The transformation, though, is seen on the surface as negative because her neurosis seems to get worse. However, the narrator begins to see the way her husband and sister turn her to a passive, docile, and unassertive individual. It is through her act of asserting herself that she becomes free in the end, as she tears down the wallpaper and exclaims: “I’ve got out at last…in spite of you and Jane. And I’ve pulled off most of the paper, so you can’t put me back!” (Gilman 430). Her freedom is symbolically dramatized in the end of the story where she repeatedly crawls over her unconscious husband.
Finally, in Where Are You Going, Where Have You Been?, the protagonist, Connie, faces a much more tense situation than the first two characters discussed. Connie, a typical teenager, seems unaware of who she is or what she wants at the beginning of the story: “Everything about her has two sides to it…” (Oates 1010). She follows trends, falls for pop music, and mimics the ways of older people at a bar where she hangs out. She knows herself only in reference to other people. She “drew thick clear lines between herself and such girls” (Oates 1011). She compares herself incessantly to her sister who she thinks is less appealing than her. All of these actions demonstrate her lack of personal identity.
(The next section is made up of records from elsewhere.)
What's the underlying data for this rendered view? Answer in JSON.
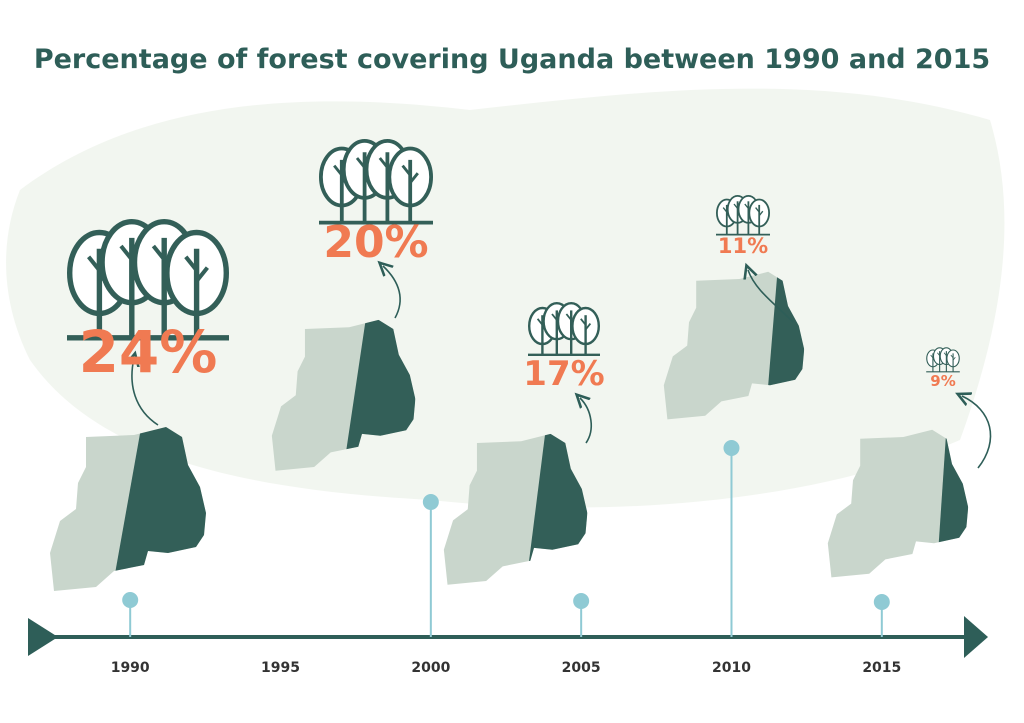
{
  "chart_data": {
    "type": "infographic-timeline",
    "title": "Percentage of forest covering Uganda between 1990 and 2015",
    "x": [
      1990,
      2000,
      2005,
      2010,
      2015
    ],
    "values": [
      24,
      20,
      17,
      11,
      9
    ],
    "value_labels": [
      "24%",
      "20%",
      "17%",
      "11%",
      "9%"
    ],
    "axis_ticks": [
      "1990",
      "1995",
      "2000",
      "2005",
      "2010",
      "2015"
    ],
    "unit": "%",
    "colors": {
      "forest": "#335f58",
      "land": "#c9d6cc",
      "value": "#f07a52",
      "axis": "#2e5e58",
      "marker": "#8fcad4",
      "title": "#2e5e58",
      "background_wash": "#f1f5ee"
    }
  }
}
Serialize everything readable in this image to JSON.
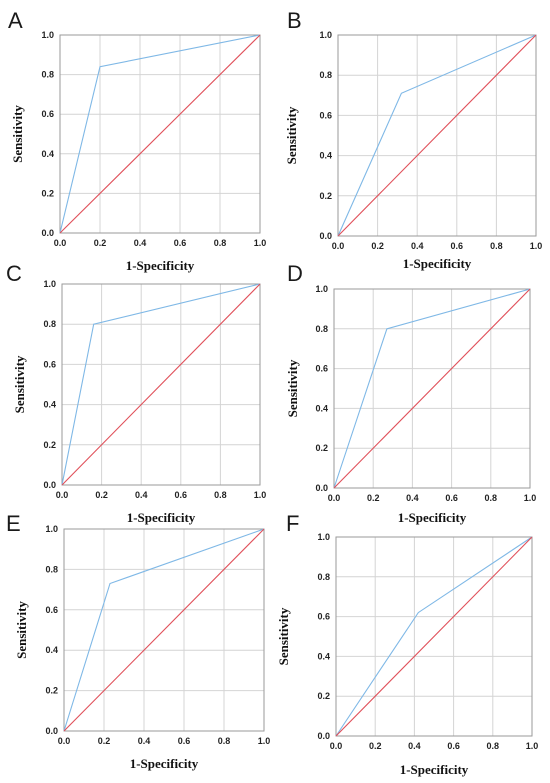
{
  "figure": {
    "colors": {
      "roc": "#7fb8e6",
      "reference": "#e0505a",
      "grid": "#d4d4d4"
    }
  },
  "chart_data": [
    {
      "panel": "A",
      "type": "line",
      "xlabel": "1-Specificity",
      "ylabel": "Sensitivity",
      "xlim": [
        0,
        1
      ],
      "ylim": [
        0,
        1
      ],
      "grid": true,
      "xticks": [
        "0.0",
        "0.2",
        "0.4",
        "0.6",
        "0.8",
        "1.0"
      ],
      "yticks": [
        "0.0",
        "0.2",
        "0.4",
        "0.6",
        "0.8",
        "1.0"
      ],
      "series": [
        {
          "role": "roc",
          "x": [
            0,
            0.2,
            1
          ],
          "y": [
            0,
            0.84,
            1
          ]
        },
        {
          "role": "reference",
          "x": [
            0,
            1
          ],
          "y": [
            0,
            1
          ]
        }
      ]
    },
    {
      "panel": "B",
      "type": "line",
      "xlabel": "1-Specificity",
      "ylabel": "Sensitivity",
      "xlim": [
        0,
        1
      ],
      "ylim": [
        0,
        1
      ],
      "grid": true,
      "xticks": [
        "0.0",
        "0.2",
        "0.4",
        "0.6",
        "0.8",
        "1.0"
      ],
      "yticks": [
        "0.0",
        "0.2",
        "0.4",
        "0.6",
        "0.8",
        "1.0"
      ],
      "series": [
        {
          "role": "roc",
          "x": [
            0,
            0.32,
            1
          ],
          "y": [
            0,
            0.71,
            1
          ]
        },
        {
          "role": "reference",
          "x": [
            0,
            1
          ],
          "y": [
            0,
            1
          ]
        }
      ]
    },
    {
      "panel": "C",
      "type": "line",
      "xlabel": "1-Specificity",
      "ylabel": "Sensitivity",
      "xlim": [
        0,
        1
      ],
      "ylim": [
        0,
        1
      ],
      "grid": true,
      "xticks": [
        "0.0",
        "0.2",
        "0.4",
        "0.6",
        "0.8",
        "1.0"
      ],
      "yticks": [
        "0.0",
        "0.2",
        "0.4",
        "0.6",
        "0.8",
        "1.0"
      ],
      "series": [
        {
          "role": "roc",
          "x": [
            0,
            0.16,
            1
          ],
          "y": [
            0,
            0.8,
            1
          ]
        },
        {
          "role": "reference",
          "x": [
            0,
            1
          ],
          "y": [
            0,
            1
          ]
        }
      ]
    },
    {
      "panel": "D",
      "type": "line",
      "xlabel": "1-Specificity",
      "ylabel": "Sensitivity",
      "xlim": [
        0,
        1
      ],
      "ylim": [
        0,
        1
      ],
      "grid": true,
      "xticks": [
        "0.0",
        "0.2",
        "0.4",
        "0.6",
        "0.8",
        "1.0"
      ],
      "yticks": [
        "0.0",
        "0.2",
        "0.4",
        "0.6",
        "0.8",
        "1.0"
      ],
      "series": [
        {
          "role": "roc",
          "x": [
            0,
            0.27,
            1
          ],
          "y": [
            0,
            0.8,
            1
          ]
        },
        {
          "role": "reference",
          "x": [
            0,
            1
          ],
          "y": [
            0,
            1
          ]
        }
      ]
    },
    {
      "panel": "E",
      "type": "line",
      "xlabel": "1-Specificity",
      "ylabel": "Sensitivity",
      "xlim": [
        0,
        1
      ],
      "ylim": [
        0,
        1
      ],
      "grid": true,
      "xticks": [
        "0.0",
        "0.2",
        "0.4",
        "0.6",
        "0.8",
        "1.0"
      ],
      "yticks": [
        "0.0",
        "0.2",
        "0.4",
        "0.6",
        "0.8",
        "1.0"
      ],
      "series": [
        {
          "role": "roc",
          "x": [
            0,
            0.23,
            1
          ],
          "y": [
            0,
            0.73,
            1
          ]
        },
        {
          "role": "reference",
          "x": [
            0,
            1
          ],
          "y": [
            0,
            1
          ]
        }
      ]
    },
    {
      "panel": "F",
      "type": "line",
      "xlabel": "1-Specificity",
      "ylabel": "Sensitivity",
      "xlim": [
        0,
        1
      ],
      "ylim": [
        0,
        1
      ],
      "grid": true,
      "xticks": [
        "0.0",
        "0.2",
        "0.4",
        "0.6",
        "0.8",
        "1.0"
      ],
      "yticks": [
        "0.0",
        "0.2",
        "0.4",
        "0.6",
        "0.8",
        "1.0"
      ],
      "series": [
        {
          "role": "roc",
          "x": [
            0,
            0.42,
            1
          ],
          "y": [
            0,
            0.62,
            1
          ]
        },
        {
          "role": "reference",
          "x": [
            0,
            1
          ],
          "y": [
            0,
            1
          ]
        }
      ]
    }
  ]
}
When a shady guy she met on the street comes over to her house to ask her out, the tense situation begins. Connie is confronted with a situation in which she needs to decide for herself. She discovers her lack of identity as everything around her and everything she thought she knew becomes strange, and she can no longer find bearing with which she can control the situation. Even her own heart seem “nothing that was hers, that belonged to her, but just a pounding, living thing inside this body that wasn’t hers either” (Oates 1020). The shady guy continues to flirt with her, which threatens Connie to a point of panic.
She loses control over herself and her vulnerability shows through her words. Finally, unable to bear the fear, she screams. At this point, an awareness of the danger involved in the situation dawns to Connie. Nonetheless, she has to make a decision. She acts on it, despite the consequences, and she chooses to be somebody. By confronting the situation, Connie “grows” as a character although her transformation may not be one that is hopeful or better.
Works Cited
- Carver, Raymond. “Cathedral.” Cathedral. New York: Vintage Books, 1989. 209-227.
- Gilman, Charlotte Perkins. “The Yellow Wallpaper.” The Norton Introduction to Literature Sixth
- Edition. Eds. Carl Bain, Jerome Beaty, and J. Paul Hunter. NY: Norton, 1995. 418-429
- Oates, Joyce Carol. “Where Are You Going, Where Have You Been?” The Story and Its Writer.
- Ed. Ann Charters. Boston: Bedford, 1995.1009-1021.